Detectives say that the Carroll Gardens assault is unrelated, but the victim disagrees.
She said her incident matches a similar rape attempt on 16th Street on March 20 — where a man with his pants hanging down put a woman in a choke hold and tried to rip off her jeans.
In the earlier incident, in May, 2010, the victim said that she was on Second Place with her dog at 3 am when a thug followed her to her stoop, punched her and slammed her head against the pavement.
The sicko — described as a 5-foot-6 Hispanic man in his 20s — tried to pull down her underwear, but she resisted by scratching his arms and screaming as loud as she could.
“He was really scattered and disorganized in the way he was doing it,” she said. “Exactly the same man in the video.

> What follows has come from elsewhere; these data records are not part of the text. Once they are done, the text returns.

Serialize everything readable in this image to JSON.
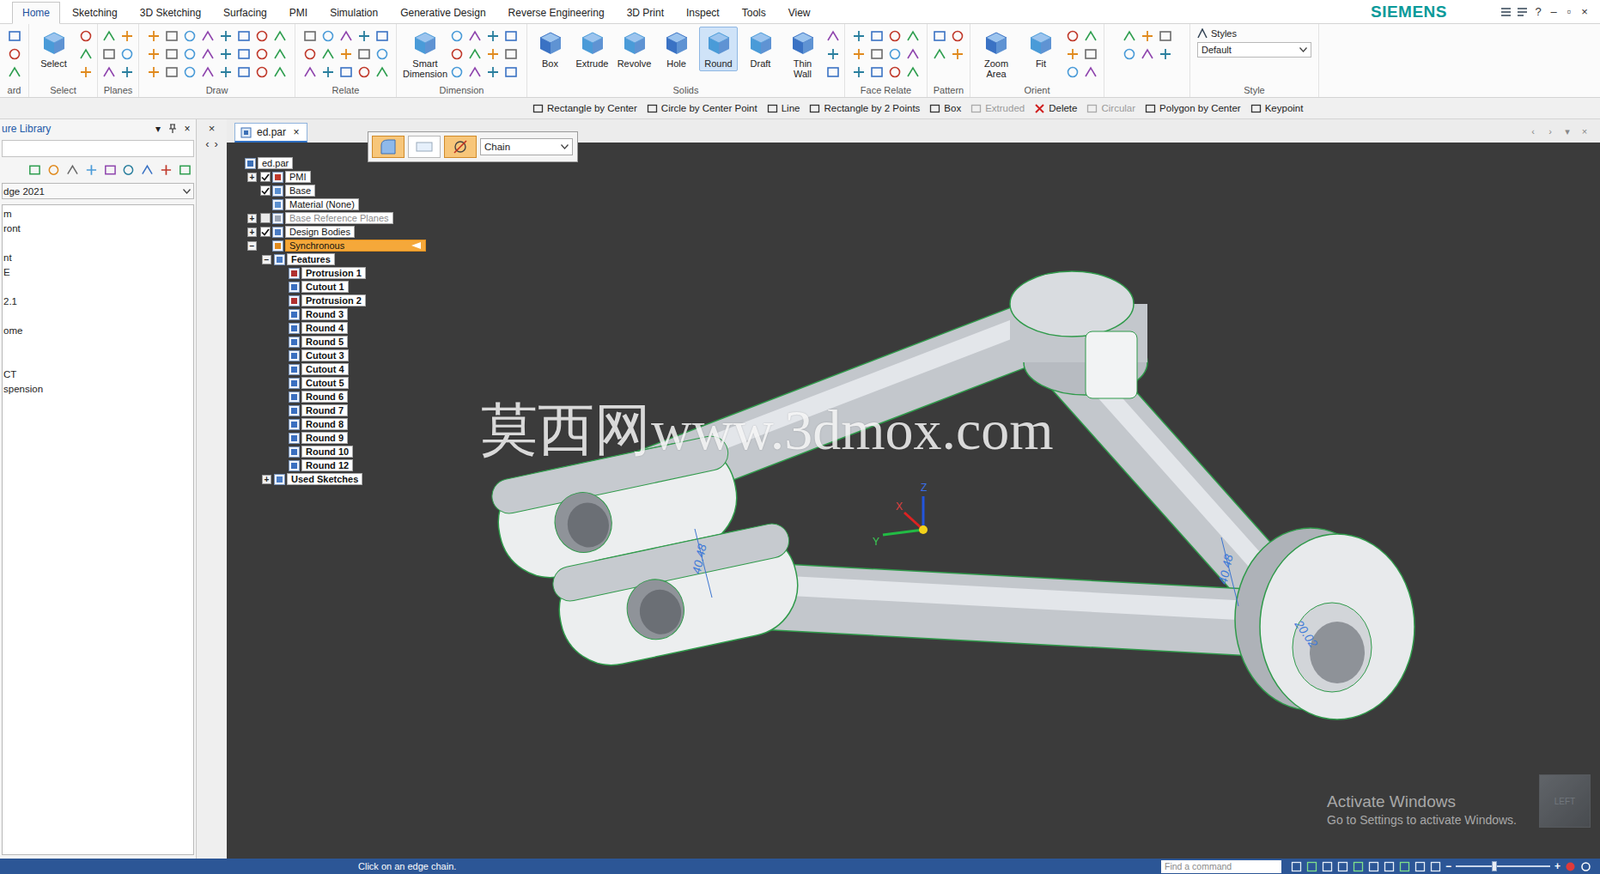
{
  "window": {
    "brand": "SIEMENS",
    "controls": [
      "?",
      "–",
      "▫",
      "×"
    ]
  },
  "ribbon_tabs": [
    {
      "label": "Home",
      "selected": true
    },
    {
      "label": "Sketching",
      "selected": false
    },
    {
      "label": "3D Sketching",
      "selected": false
    },
    {
      "label": "Surfacing",
      "selected": false
    },
    {
      "label": "PMI",
      "selected": false
    },
    {
      "label": "Simulation",
      "selected": false
    },
    {
      "label": "Generative Design",
      "selected": false
    },
    {
      "label": "Reverse Engineering",
      "selected": false
    },
    {
      "label": "3D Print",
      "selected": false
    },
    {
      "label": "Inspect",
      "selected": false
    },
    {
      "label": "Tools",
      "selected": false
    },
    {
      "label": "View",
      "selected": false
    }
  ],
  "ribbon_groups": [
    {
      "label": "ard",
      "buttons": []
    },
    {
      "label": "Select",
      "buttons": [
        {
          "label": "Select",
          "selected": false
        }
      ]
    },
    {
      "label": "Planes",
      "buttons": []
    },
    {
      "label": "Draw",
      "buttons": []
    },
    {
      "label": "Relate",
      "buttons": []
    },
    {
      "label": "Dimension",
      "buttons": [
        {
          "label": "Smart Dimension",
          "selected": false
        }
      ]
    },
    {
      "label": "Solids",
      "buttons": [
        {
          "label": "Box",
          "selected": false
        },
        {
          "label": "Extrude",
          "selected": false
        },
        {
          "label": "Revolve",
          "selected": false
        },
        {
          "label": "Hole",
          "selected": false
        },
        {
          "label": "Round",
          "selected": true
        },
        {
          "label": "Draft",
          "selected": false
        },
        {
          "label": "Thin Wall",
          "selected": false
        }
      ]
    },
    {
      "label": "Face Relate",
      "buttons": []
    },
    {
      "label": "Pattern",
      "buttons": []
    },
    {
      "label": "Orient",
      "buttons": [
        {
          "label": "Zoom Area",
          "selected": false
        },
        {
          "label": "Fit",
          "selected": false
        }
      ]
    },
    {
      "label": "",
      "buttons": []
    }
  ],
  "style_group": {
    "label": "Style",
    "caption": "Styles",
    "value": "Default"
  },
  "command_bar": [
    {
      "label": "Rectangle by Center",
      "disabled": false
    },
    {
      "label": "Circle by Center Point",
      "disabled": false
    },
    {
      "label": "Line",
      "disabled": false
    },
    {
      "label": "Rectangle by 2 Points",
      "disabled": false
    },
    {
      "label": "Box",
      "disabled": false
    },
    {
      "label": "Extruded",
      "disabled": true
    },
    {
      "label": "Delete",
      "disabled": false
    },
    {
      "label": "Circular",
      "disabled": true
    },
    {
      "label": "Polygon by Center",
      "disabled": false
    },
    {
      "label": "Keypoint",
      "disabled": false
    }
  ],
  "library_panel": {
    "title": "ure Library",
    "controls": [
      "▾",
      "×"
    ],
    "dropdown": "dge 2021",
    "items": [
      "m",
      "ront",
      "",
      "nt",
      "E",
      "",
      "2.1",
      "",
      "ome",
      "",
      "",
      "CT",
      "spension"
    ]
  },
  "side_strip": [
    "×",
    "‹",
    "›"
  ],
  "document_tab": {
    "label": "ed.par",
    "close": "×",
    "controls": [
      "‹",
      "›",
      "▾",
      "×"
    ]
  },
  "quickbar": {
    "chain": "Chain"
  },
  "tree": [
    {
      "label": "ed.par",
      "level": 0,
      "expander": null,
      "checked": null,
      "kind": "document",
      "selected": false
    },
    {
      "label": "PMI",
      "level": 1,
      "expander": "+",
      "checked": true,
      "kind": "pmi",
      "selected": false
    },
    {
      "label": "Base",
      "level": 1,
      "expander": null,
      "checked": true,
      "kind": "base",
      "selected": false
    },
    {
      "label": "Material (None)",
      "level": 1,
      "expander": null,
      "checked": null,
      "kind": "material",
      "selected": false
    },
    {
      "label": "Base Reference Planes",
      "level": 1,
      "expander": "+",
      "checked": false,
      "kind": "planes",
      "selected": false,
      "dimmed": true
    },
    {
      "label": "Design Bodies",
      "level": 1,
      "expander": "+",
      "checked": true,
      "kind": "bodies",
      "selected": false
    },
    {
      "label": "Synchronous",
      "level": 1,
      "expander": "−",
      "checked": null,
      "kind": "synchronous",
      "selected": true
    },
    {
      "label": "Features",
      "level": 2,
      "expander": "−",
      "checked": null,
      "kind": "folder",
      "selected": false
    },
    {
      "label": "Protrusion 1",
      "level": 3,
      "expander": null,
      "checked": null,
      "kind": "protrusion",
      "selected": false
    },
    {
      "label": "Cutout 1",
      "level": 3,
      "expander": null,
      "checked": null,
      "kind": "cutout",
      "selected": false
    },
    {
      "label": "Protrusion 2",
      "level": 3,
      "expander": null,
      "checked": null,
      "kind": "protrusion",
      "selected": false
    },
    {
      "label": "Round 3",
      "level": 3,
      "expander": null,
      "checked": null,
      "kind": "round",
      "selected": false
    },
    {
      "label": "Round 4",
      "level": 3,
      "expander": null,
      "checked": null,
      "kind": "round",
      "selected": false
    },
    {
      "label": "Round 5",
      "level": 3,
      "expander": null,
      "checked": null,
      "kind": "round",
      "selected": false
    },
    {
      "label": "Cutout 3",
      "level": 3,
      "expander": null,
      "checked": null,
      "kind": "cutout",
      "selected": false
    },
    {
      "label": "Cutout 4",
      "level": 3,
      "expander": null,
      "checked": null,
      "kind": "cutout",
      "selected": false
    },
    {
      "label": "Cutout 5",
      "level": 3,
      "expander": null,
      "checked": null,
      "kind": "cutout",
      "selected": false
    },
    {
      "label": "Round 6",
      "level": 3,
      "expander": null,
      "checked": null,
      "kind": "round",
      "selected": false
    },
    {
      "label": "Round 7",
      "level": 3,
      "expander": null,
      "checked": null,
      "kind": "round",
      "selected": false
    },
    {
      "label": "Round 8",
      "level": 3,
      "expander": null,
      "checked": null,
      "kind": "round",
      "selected": false
    },
    {
      "label": "Round 9",
      "level": 3,
      "expander": null,
      "checked": null,
      "kind": "round",
      "selected": false
    },
    {
      "label": "Round 10",
      "level": 3,
      "expander": null,
      "checked": null,
      "kind": "round",
      "selected": false
    },
    {
      "label": "Round 12",
      "level": 3,
      "expander": null,
      "checked": null,
      "kind": "round",
      "selected": false
    },
    {
      "label": "Used Sketches",
      "level": 2,
      "expander": "+",
      "checked": null,
      "kind": "folder",
      "selected": false
    }
  ],
  "dimensions": [
    "40.48",
    "40.48",
    "20.02"
  ],
  "triad": {
    "x": "X",
    "y": "Y",
    "z": "Z"
  },
  "watermark": "莫西网www.3dmox.com",
  "activation": {
    "title": "Activate Windows",
    "subtitle": "Go to Settings to activate Windows."
  },
  "view_cube": "LEFT",
  "status_bar": {
    "message": "Click on an edge chain.",
    "search_placeholder": "Find a command",
    "zoom_minus": "−",
    "zoom_plus": "+",
    "zoom_level": 0.38
  }
}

I’m telling you, this is connected.”
The victim said that cops initially downplayed her attack and that she had fight just to get a “Wanted” poster put up in her neighborhood. Eventually, the Special Victims Unit took on her case.
Police admitted that they talked to the woman this week but they haven’t brought her in for any lineups.
“There’s no evidence that her case is linked,” a source said. “The only thing in common is that the perpetrator is a Hispanic male. But it’s a big geographic distance from where she was assaulted in Carroll Gardens.”